You might use Redis commands that are resource-intensive. As either your total data size or the size of a key increases, so does the cost of using these commands. Using the commands might result in the following performance issues:
- High latency and client timeouts
- Memory pressure caused by commands that increase memory usage
- Data loss during node replication and synchronization because the Redis main thread is blocked
- Starved health checks, observability, and replication
To resolve these performance issues, use the Expensive commands health issue. To access this health issue, use the Database Center. This is an AI-assisted dashboard that gives you a centralized view of health issues for clusters.
Before you begin
Before you begin to use the Expensive commands health issue, complete the prerequisites in this section.
Assign roles and permissions
To use Database Center to view and work with health issues, you must be granted IAM permissions for Database Center. For more information about getting these permissions, see Grant IAM permissions.
Also, for more information about IAM roles, see IAM roles and permissions index and Manage access to projects, folders, and organizations.
View the health issue
To view the Expensive commands health issue, do the following:
In the Google Cloud console, go to the All resources page in Database Center.
Select the Products menu. In the Products dialog, do the following:
Optional: If any products are selected, then clear them.
In the Memorystore pane, select Redis Cluster 7.0.
Click Apply.
Select the Issues menu.
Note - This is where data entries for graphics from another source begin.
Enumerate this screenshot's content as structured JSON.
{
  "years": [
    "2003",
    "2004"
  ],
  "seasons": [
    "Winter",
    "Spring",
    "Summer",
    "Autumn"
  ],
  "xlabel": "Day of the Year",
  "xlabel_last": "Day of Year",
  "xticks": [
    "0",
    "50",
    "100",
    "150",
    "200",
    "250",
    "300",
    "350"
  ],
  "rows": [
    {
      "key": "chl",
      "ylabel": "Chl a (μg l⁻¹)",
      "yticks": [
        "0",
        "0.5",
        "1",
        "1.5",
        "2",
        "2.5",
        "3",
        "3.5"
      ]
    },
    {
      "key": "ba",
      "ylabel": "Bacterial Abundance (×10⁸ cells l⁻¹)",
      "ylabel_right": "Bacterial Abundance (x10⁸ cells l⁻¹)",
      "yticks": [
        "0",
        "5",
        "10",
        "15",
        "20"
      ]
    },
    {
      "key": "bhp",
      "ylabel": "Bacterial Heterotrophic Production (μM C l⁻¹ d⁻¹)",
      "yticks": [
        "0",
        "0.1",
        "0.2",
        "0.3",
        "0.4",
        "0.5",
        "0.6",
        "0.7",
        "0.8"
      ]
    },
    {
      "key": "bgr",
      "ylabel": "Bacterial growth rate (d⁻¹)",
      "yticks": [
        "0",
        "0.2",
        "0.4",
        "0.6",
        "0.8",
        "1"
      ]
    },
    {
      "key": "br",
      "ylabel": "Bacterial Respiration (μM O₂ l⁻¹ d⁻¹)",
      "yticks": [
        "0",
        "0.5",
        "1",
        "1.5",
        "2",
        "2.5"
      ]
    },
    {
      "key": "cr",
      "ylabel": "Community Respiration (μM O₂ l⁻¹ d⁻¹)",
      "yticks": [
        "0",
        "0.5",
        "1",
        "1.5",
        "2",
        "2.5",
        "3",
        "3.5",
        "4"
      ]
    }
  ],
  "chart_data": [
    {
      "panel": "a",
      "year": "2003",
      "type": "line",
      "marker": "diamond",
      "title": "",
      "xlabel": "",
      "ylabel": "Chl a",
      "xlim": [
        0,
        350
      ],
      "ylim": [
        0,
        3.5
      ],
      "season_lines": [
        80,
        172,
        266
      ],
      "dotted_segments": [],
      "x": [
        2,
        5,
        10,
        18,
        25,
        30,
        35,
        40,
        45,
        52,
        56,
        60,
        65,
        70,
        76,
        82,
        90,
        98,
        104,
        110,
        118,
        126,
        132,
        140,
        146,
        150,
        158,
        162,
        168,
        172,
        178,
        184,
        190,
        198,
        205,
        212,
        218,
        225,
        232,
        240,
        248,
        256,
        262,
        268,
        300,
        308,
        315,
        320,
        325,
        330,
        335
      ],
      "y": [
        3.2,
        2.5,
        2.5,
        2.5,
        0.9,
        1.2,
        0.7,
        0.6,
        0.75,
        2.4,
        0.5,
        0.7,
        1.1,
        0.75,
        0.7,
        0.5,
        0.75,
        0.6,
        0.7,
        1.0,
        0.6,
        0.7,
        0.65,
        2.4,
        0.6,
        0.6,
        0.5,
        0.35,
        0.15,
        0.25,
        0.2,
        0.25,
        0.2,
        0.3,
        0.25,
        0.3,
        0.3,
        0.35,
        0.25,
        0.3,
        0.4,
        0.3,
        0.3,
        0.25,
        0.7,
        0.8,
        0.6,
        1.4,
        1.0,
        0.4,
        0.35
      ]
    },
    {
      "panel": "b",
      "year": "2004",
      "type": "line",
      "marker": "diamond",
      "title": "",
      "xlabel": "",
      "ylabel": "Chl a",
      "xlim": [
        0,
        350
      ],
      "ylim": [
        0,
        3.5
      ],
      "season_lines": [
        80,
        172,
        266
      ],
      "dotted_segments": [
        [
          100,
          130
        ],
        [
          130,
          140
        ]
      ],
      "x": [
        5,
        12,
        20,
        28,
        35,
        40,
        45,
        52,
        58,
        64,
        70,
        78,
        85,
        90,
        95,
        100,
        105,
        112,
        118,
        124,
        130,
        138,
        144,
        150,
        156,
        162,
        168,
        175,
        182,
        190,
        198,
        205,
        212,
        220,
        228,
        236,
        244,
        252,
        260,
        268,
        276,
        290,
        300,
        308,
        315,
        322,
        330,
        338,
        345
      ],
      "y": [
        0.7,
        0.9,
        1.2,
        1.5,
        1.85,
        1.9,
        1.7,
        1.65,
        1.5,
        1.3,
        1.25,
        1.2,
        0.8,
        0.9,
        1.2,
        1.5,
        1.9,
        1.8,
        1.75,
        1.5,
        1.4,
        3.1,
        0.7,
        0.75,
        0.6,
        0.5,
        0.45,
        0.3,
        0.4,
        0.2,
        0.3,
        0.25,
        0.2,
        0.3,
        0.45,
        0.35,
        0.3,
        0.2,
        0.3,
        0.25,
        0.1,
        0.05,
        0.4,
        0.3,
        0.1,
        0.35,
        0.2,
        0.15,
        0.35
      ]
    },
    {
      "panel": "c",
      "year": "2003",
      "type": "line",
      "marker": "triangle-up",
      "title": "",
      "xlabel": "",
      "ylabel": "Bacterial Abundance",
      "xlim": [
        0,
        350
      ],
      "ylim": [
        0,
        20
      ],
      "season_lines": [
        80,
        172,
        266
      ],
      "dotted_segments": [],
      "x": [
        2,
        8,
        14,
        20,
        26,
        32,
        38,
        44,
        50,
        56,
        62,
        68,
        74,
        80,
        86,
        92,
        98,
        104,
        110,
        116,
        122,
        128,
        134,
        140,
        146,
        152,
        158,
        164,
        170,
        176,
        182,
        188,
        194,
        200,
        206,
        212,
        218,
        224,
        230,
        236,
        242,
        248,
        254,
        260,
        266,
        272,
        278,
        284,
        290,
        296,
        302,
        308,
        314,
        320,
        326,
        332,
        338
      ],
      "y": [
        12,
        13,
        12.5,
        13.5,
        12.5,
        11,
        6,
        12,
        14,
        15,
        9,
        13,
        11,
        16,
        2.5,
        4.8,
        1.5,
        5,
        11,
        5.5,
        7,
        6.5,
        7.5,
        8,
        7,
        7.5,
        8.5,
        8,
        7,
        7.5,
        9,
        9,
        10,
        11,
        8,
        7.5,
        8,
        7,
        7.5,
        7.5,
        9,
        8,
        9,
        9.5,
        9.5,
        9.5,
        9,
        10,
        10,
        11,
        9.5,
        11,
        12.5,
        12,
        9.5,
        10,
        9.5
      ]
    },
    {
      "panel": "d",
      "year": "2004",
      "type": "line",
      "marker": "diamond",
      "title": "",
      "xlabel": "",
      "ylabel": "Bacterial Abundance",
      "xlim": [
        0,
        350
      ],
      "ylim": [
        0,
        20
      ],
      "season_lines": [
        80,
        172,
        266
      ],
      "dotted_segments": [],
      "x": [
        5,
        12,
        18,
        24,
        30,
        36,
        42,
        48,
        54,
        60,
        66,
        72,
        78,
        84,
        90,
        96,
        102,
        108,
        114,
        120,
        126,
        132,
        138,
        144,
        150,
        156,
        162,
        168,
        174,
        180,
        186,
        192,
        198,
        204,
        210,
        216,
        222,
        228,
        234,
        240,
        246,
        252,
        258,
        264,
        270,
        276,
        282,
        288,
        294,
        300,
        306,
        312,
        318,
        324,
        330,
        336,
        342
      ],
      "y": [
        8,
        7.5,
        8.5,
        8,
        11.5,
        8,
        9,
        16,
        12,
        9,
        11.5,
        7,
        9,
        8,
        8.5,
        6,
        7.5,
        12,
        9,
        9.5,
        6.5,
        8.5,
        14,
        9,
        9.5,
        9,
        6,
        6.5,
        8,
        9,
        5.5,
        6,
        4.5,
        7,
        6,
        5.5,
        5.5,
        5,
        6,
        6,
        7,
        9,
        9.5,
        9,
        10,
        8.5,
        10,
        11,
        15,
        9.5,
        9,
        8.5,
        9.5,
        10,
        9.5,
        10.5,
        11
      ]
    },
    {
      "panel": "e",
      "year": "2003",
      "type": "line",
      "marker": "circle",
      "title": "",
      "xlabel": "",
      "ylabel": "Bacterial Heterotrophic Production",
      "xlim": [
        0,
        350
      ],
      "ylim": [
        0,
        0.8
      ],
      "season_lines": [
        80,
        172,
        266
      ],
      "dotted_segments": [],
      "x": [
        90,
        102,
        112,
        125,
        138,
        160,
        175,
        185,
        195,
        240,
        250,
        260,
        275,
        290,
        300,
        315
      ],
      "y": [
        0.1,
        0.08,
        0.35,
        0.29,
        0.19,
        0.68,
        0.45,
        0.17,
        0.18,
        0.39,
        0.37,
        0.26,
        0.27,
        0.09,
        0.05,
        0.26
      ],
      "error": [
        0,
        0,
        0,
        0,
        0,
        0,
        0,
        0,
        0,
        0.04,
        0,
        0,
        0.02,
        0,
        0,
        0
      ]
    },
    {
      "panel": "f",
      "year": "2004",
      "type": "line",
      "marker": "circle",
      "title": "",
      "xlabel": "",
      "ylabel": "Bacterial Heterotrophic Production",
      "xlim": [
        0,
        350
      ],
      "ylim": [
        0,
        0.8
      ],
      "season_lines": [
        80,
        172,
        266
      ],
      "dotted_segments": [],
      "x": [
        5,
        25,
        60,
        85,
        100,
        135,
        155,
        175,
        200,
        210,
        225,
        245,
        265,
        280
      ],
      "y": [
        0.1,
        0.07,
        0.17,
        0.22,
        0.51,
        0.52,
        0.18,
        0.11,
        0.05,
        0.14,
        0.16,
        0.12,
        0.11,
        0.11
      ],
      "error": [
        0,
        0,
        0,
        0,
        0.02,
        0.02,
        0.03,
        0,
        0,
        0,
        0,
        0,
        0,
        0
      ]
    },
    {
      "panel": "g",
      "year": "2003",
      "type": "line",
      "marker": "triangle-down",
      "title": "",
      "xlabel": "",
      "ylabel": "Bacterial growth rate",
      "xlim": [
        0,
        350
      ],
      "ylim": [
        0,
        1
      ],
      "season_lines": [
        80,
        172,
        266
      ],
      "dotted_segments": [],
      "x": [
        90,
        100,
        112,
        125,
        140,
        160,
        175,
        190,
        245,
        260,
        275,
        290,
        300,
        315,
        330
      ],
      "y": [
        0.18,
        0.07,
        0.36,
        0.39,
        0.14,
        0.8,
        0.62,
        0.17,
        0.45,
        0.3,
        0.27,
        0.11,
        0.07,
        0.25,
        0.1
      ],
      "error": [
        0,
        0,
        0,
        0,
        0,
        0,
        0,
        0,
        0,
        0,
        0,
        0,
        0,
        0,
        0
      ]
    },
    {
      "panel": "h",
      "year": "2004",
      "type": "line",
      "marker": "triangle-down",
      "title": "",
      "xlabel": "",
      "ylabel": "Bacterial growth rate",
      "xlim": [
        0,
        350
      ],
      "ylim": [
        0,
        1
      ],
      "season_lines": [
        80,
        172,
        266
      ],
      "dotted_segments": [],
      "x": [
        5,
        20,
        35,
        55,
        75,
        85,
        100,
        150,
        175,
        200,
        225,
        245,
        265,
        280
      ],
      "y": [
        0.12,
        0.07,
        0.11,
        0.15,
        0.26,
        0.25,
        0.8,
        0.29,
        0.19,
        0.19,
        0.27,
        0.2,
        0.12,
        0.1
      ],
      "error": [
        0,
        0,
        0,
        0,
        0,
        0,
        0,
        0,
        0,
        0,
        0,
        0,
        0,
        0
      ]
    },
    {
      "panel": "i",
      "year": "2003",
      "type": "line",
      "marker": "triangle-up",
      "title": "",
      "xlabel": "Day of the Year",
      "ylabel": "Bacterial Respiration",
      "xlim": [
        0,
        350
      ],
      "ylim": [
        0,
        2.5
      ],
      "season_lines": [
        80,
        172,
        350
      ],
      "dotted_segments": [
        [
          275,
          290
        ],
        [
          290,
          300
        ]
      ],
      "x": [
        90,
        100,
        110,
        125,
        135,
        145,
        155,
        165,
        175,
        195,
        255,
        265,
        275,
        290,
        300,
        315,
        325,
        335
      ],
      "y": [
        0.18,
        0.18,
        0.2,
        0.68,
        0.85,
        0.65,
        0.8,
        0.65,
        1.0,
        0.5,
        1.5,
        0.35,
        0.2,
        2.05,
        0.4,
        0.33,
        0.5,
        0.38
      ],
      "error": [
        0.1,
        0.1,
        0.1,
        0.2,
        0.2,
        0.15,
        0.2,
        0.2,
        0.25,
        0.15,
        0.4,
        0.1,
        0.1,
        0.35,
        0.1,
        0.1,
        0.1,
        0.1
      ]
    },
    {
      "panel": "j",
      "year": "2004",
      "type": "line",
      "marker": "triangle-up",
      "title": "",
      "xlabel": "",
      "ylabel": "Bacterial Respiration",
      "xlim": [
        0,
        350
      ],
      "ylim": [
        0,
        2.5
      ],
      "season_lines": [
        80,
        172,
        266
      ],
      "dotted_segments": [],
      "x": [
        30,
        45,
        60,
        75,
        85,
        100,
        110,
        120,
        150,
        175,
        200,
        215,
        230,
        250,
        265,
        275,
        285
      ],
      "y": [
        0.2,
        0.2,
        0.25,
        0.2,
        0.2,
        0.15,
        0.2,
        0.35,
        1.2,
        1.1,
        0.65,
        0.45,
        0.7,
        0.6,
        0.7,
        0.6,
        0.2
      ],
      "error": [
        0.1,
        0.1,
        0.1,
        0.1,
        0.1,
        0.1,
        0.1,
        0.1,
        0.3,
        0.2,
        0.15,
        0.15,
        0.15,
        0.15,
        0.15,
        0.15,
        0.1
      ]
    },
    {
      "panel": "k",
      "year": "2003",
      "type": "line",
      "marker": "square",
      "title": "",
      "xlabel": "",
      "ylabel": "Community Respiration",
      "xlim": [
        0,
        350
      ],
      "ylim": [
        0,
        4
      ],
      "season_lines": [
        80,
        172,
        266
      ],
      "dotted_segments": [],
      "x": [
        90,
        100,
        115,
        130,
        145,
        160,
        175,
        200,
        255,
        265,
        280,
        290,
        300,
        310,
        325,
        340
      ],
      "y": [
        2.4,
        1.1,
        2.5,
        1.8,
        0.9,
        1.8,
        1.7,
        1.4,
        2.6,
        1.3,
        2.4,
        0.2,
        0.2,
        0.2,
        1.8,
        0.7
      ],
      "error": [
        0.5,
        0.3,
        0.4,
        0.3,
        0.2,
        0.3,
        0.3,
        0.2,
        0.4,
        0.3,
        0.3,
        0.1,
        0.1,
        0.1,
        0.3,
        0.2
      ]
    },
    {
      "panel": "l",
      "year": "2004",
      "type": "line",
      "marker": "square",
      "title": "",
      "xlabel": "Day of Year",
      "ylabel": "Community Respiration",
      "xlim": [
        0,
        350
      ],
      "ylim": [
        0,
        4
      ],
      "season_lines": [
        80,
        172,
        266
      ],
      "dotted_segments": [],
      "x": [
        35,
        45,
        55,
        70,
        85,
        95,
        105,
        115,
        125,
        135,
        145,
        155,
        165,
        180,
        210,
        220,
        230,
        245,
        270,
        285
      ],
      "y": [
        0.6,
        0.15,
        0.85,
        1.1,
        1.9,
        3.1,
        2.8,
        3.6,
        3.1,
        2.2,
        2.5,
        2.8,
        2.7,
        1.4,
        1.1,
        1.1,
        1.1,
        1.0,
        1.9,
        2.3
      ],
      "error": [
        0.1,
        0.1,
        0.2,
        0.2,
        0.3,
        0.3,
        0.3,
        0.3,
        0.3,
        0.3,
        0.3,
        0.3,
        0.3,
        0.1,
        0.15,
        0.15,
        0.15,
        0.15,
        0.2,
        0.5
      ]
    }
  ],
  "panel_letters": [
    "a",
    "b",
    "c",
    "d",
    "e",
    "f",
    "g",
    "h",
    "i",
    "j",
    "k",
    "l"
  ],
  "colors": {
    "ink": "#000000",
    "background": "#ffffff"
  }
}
In the Issues dialog, do the following:
Clear all selected issues.
In the Performance and capacity pane, select the Expensive commands health issue.
Click Apply. Database Center displays any clusters that have performance issues associated with expensive commands.
Click the issue, which appears next to the name of a cluster. The Expensive commands health issue opens in a separate pane.
If the issue doesn't appear next to the cluster, then you aren't using expensive commands for the cluster.
To view detailed information about the health issue, click the expander arrow (expand_more) in the pane.
Address the health issue
To address the Expensive commands health issue, instead of using expensive
commands, use resource-efficient commands. For example,
to remove files and links, an alternative to the expensive DEL command is the
resource-efficient UNLINK command.
In addition, use Cloud Monitoring to view the /cluster/cpu/maximum_utilization metric and your
client-side logs. Check whether periods of high CPU utilization coincide with
the same periods when the expensive commands ran.